A snapshot survey of 3,100 school principals across Ireland uncovered the extent of the health crisis and the substitution crisis in primary schools.
Soaring transmission levels were recorded in schools, at a time when contact tracing has been stopped for school settings by the HSE.
In Donegal, principals reported an average of 3.2% of their pupils tested positive for Covid-19 between 1st-16th November 2021.
Nationally, 3.62% of staff (605 of 16,694) were reported as testing positive for Covid-19 during this period. The severe lack of substitute teachers has led to 31.36% of 11,778 substitutable days not covered this month.
INTO General Secretary John Boyle said the primary education system is “creaking at the seams”.
“Soaring transmission levels are an indictment of the premature removal of testing and contact tracing from our primary schools, and of the frustrating failure to move quickly to deploy antigen testing. The cessation of public health risk assessments following primary school outbreaks, and the resulting unavailability of weekly reports detailing infection levels from 27 September, has concealed the escalation of positive case numbers among pupils and staff in primary schools.

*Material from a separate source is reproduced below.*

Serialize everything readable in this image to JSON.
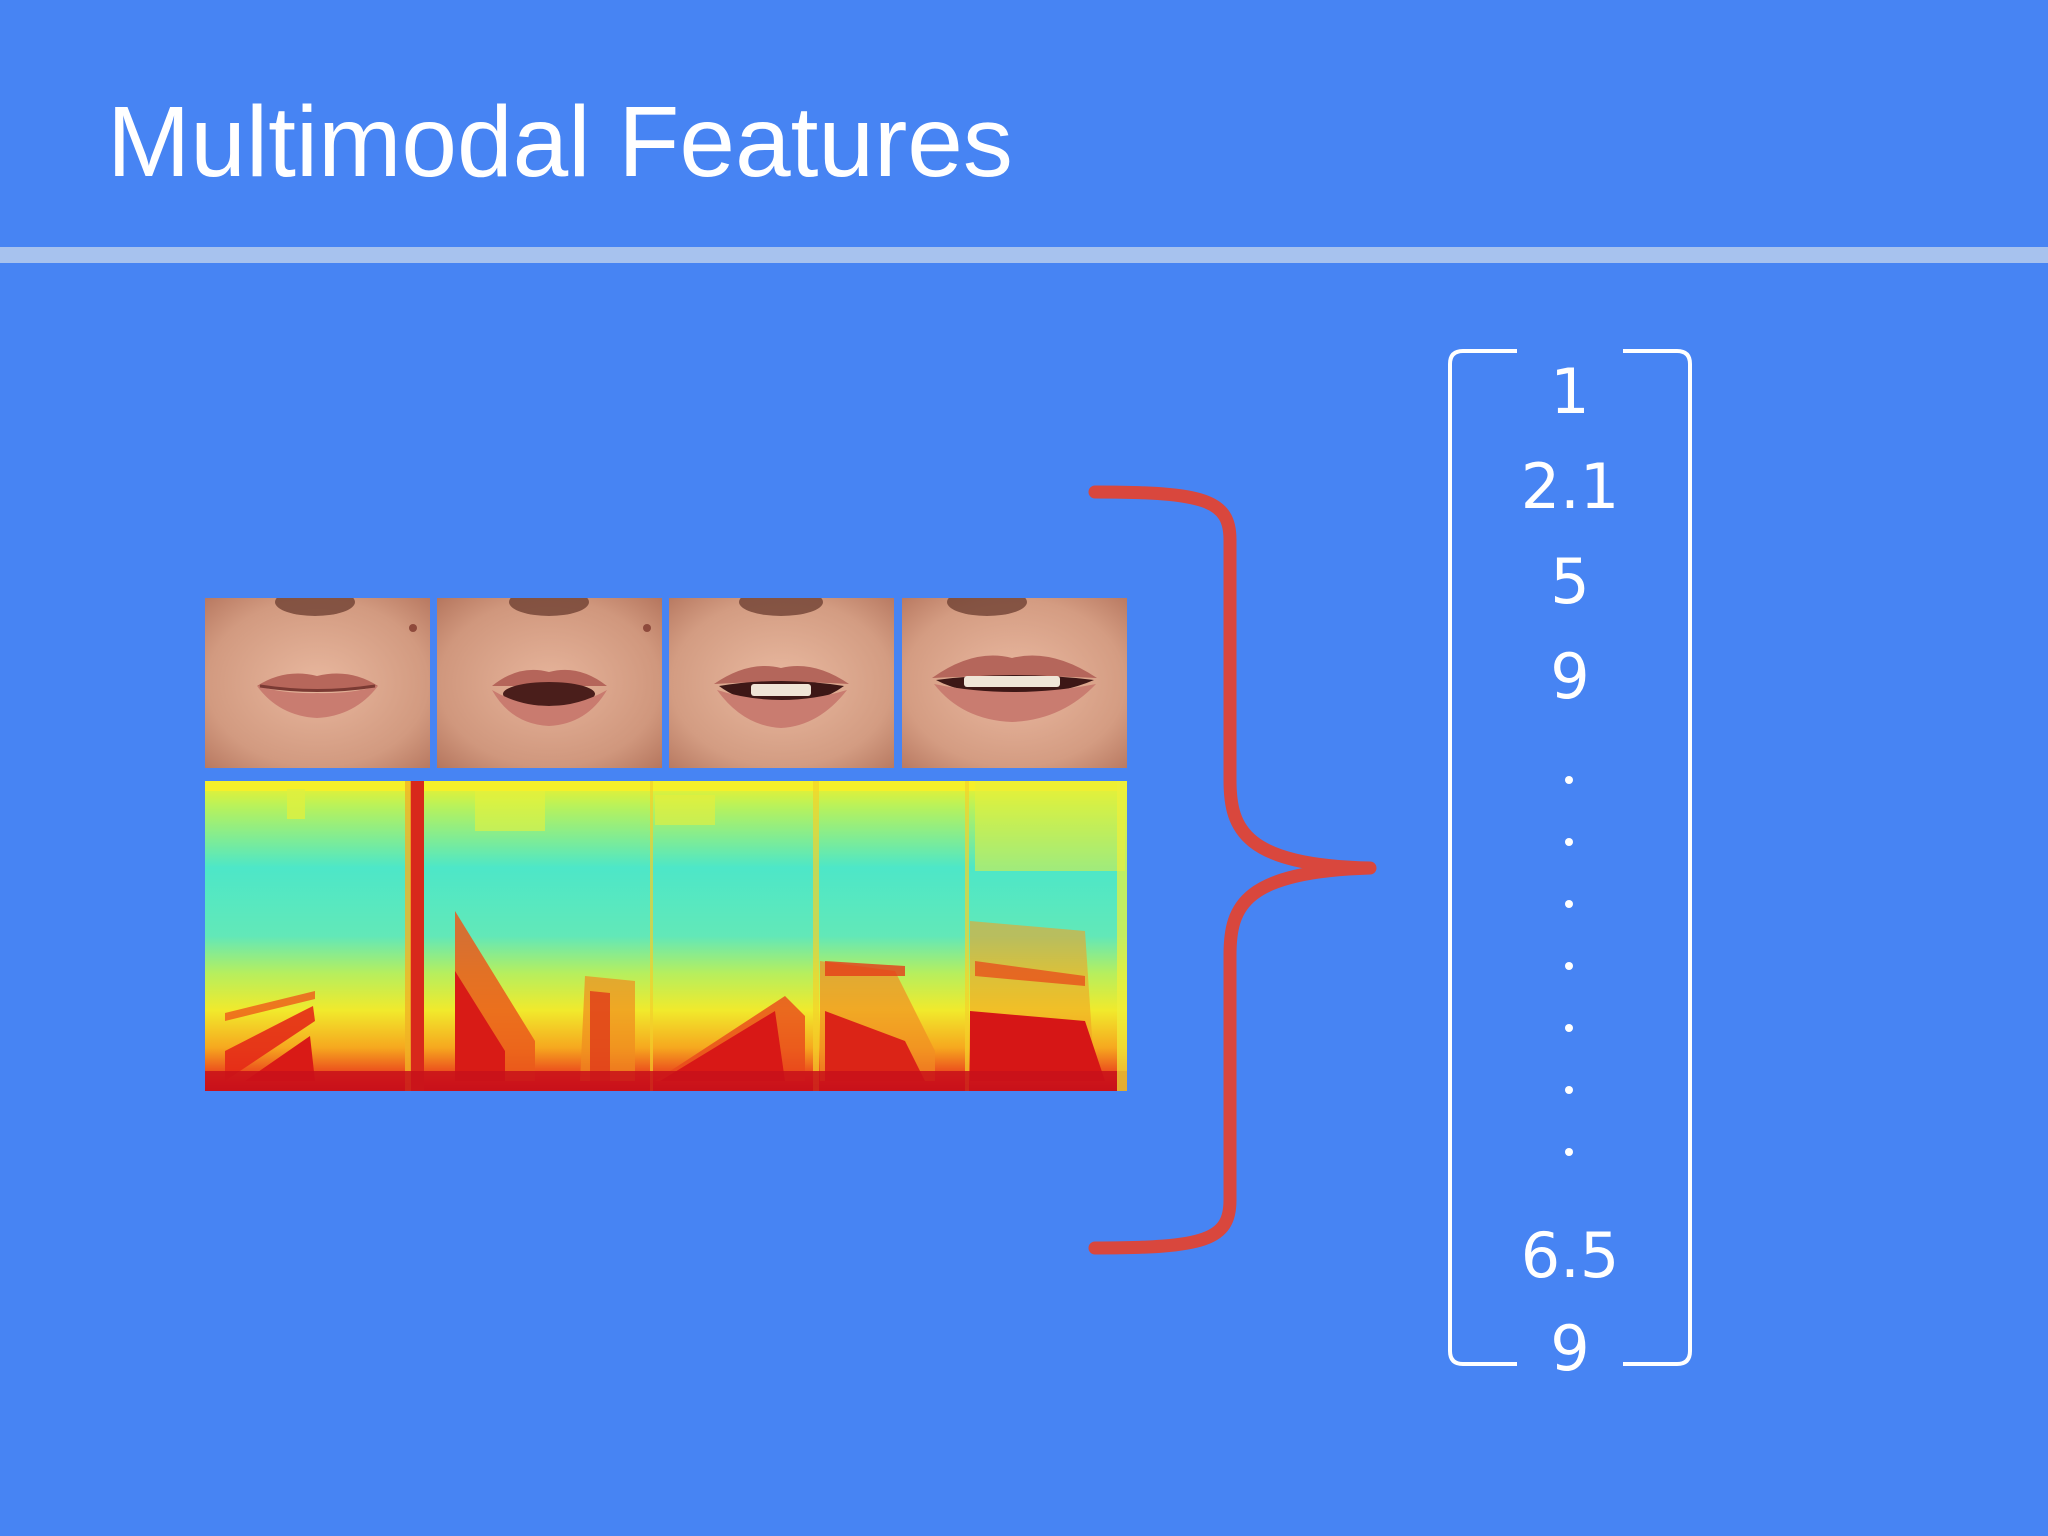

” It simply cannot be a coincidence that the number of 5–12-year-old children contracting the virus has trebled since crucial public health supports were removed from the primary sector less than two months ago, abandoning teachers and principals to protect themselves and their unmasked, unvaccinated pupils from the impact of the highest wave of infection in their schools since the pandemic began.”
The INTO is calling for an immediate review of the Covid-19 response plans for primary and special schools to address the upsurge in infection levels since the delta variant took hold in school communities.

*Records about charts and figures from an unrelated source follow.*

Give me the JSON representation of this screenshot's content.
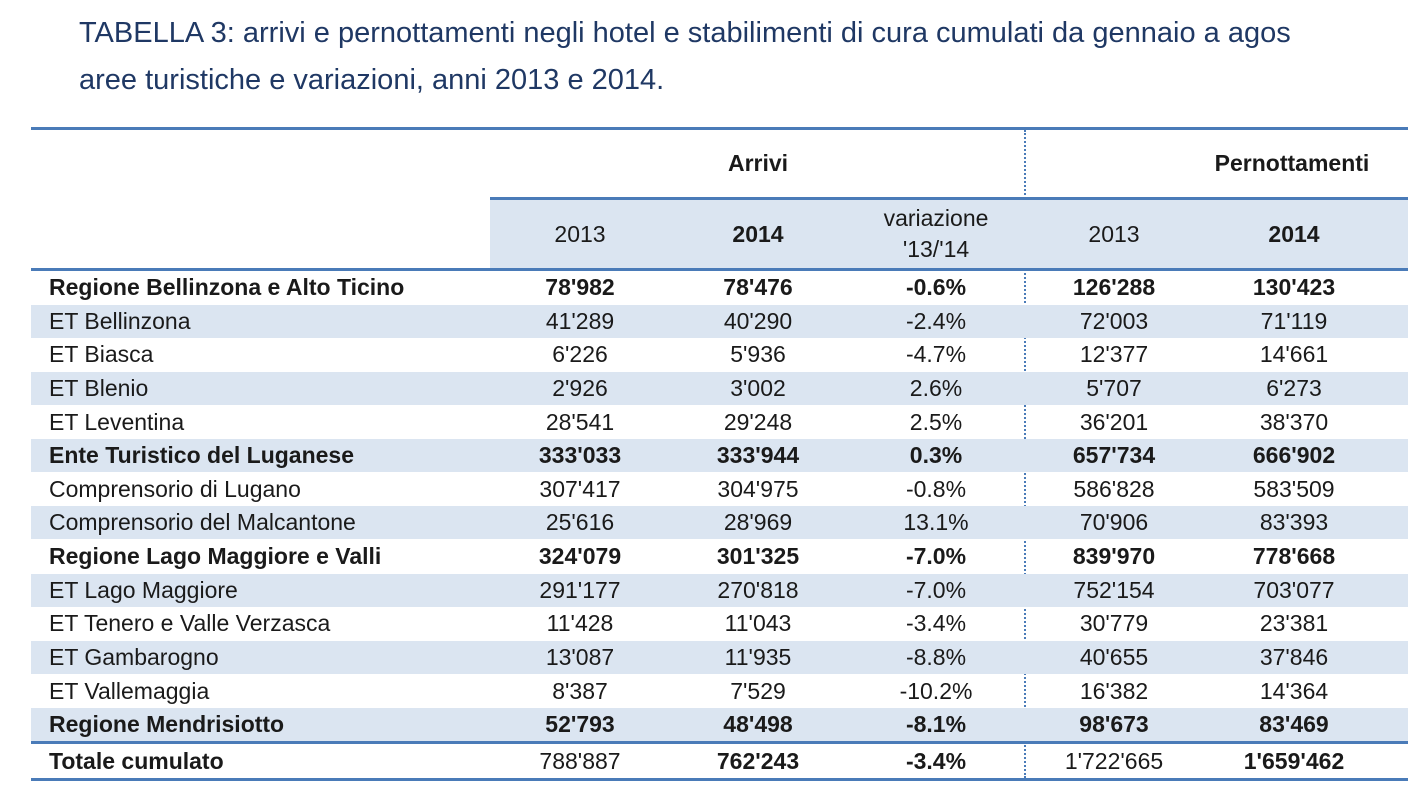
{
  "title": {
    "line1": "TABELLA 3: arrivi e pernottamenti negli hotel e stabilimenti di cura cumulati da gennaio a agos",
    "line2": "aree turistiche e variazioni, anni 2013 e 2014."
  },
  "header": {
    "arrivi": "Arrivi",
    "pernottamenti": "Pernottamenti",
    "sub": {
      "y2013": "2013",
      "y2014": "2014",
      "var1": "variazione",
      "var2": "'13/'14",
      "p2013": "2013",
      "p2014": "2014"
    }
  },
  "rows": [
    {
      "name": "Regione Bellinzona e Alto Ticino",
      "a13": "78'982",
      "a14": "78'476",
      "var": "-0.6%",
      "p13": "126'288",
      "p14": "130'423"
    },
    {
      "name": "ET Bellinzona",
      "a13": "41'289",
      "a14": "40'290",
      "var": "-2.4%",
      "p13": "72'003",
      "p14": "71'119"
    },
    {
      "name": "ET Biasca",
      "a13": "6'226",
      "a14": "5'936",
      "var": "-4.7%",
      "p13": "12'377",
      "p14": "14'661"
    },
    {
      "name": "ET Blenio",
      "a13": "2'926",
      "a14": "3'002",
      "var": "2.6%",
      "p13": "5'707",
      "p14": "6'273"
    },
    {
      "name": "ET Leventina",
      "a13": "28'541",
      "a14": "29'248",
      "var": "2.5%",
      "p13": "36'201",
      "p14": "38'370"
    },
    {
      "name": "Ente Turistico del Luganese",
      "a13": "333'033",
      "a14": "333'944",
      "var": "0.3%",
      "p13": "657'734",
      "p14": "666'902"
    },
    {
      "name": "Comprensorio di Lugano",
      "a13": "307'417",
      "a14": "304'975",
      "var": "-0.8%",
      "p13": "586'828",
      "p14": "583'509"
    },
    {
      "name": "Comprensorio del Malcantone",
      "a13": "25'616",
      "a14": "28'969",
      "var": "13.1%",
      "p13": "70'906",
      "p14": "83'393"
    },
    {
      "name": "Regione Lago Maggiore e Valli",
      "a13": "324'079",
      "a14": "301'325",
      "var": "-7.0%",
      "p13": "839'970",
      "p14": "778'668"
    },
    {
      "name": "ET Lago Maggiore",
      "a13": "291'177",
      "a14": "270'818",
      "var": "-7.0%",
      "p13": "752'154",
      "p14": "703'077"
    },
    {
      "name": "ET Tenero e Valle Verzasca",
      "a13": "11'428",
      "a14": "11'043",
      "var": "-3.4%",
      "p13": "30'779",
      "p14": "23'381"
    },
    {
      "name": "ET Gambarogno",
      "a13": "13'087",
      "a14": "11'935",
      "var": "-8.8%",
      "p13": "40'655",
      "p14": "37'846"
    },
    {
      "name": "ET Vallemaggia",
      "a13": "8'387",
      "a14": "7'529",
      "var": "-10.2%",
      "p13": "16'382",
      "p14": "14'364"
    },
    {
      "name": "Regione Mendrisiotto",
      "a13": "52'793",
      "a14": "48'498",
      "var": "-8.1%",
      "p13": "98'673",
      "p14": "83'469"
    }
  ],
  "total": {
    "name": "Totale cumulato",
    "a13": "788'887",
    "a14": "762'243",
    "var": "-3.4%",
    "p13": "1'722'665",
    "p14": "1'659'462"
  },
  "colors": {
    "accent": "#4a7bb8",
    "shade": "#dbe5f1",
    "title": "#1f3864"
  }
}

From now until Christmas, the union is calling for the provision of more air quality monitors and air filtration systems to primary and special schools, as well as scaled-up public health mitigation measures.
Reacting to the data collected on the scale of the substitution crisis, Mr Boyle said: “The INTO believes that the increasing infection levels among staff could have been avoided had the government heeded our calls for the continuation of the mass testing, tracing and risk assessments that served our primary schools so well during the last school year.”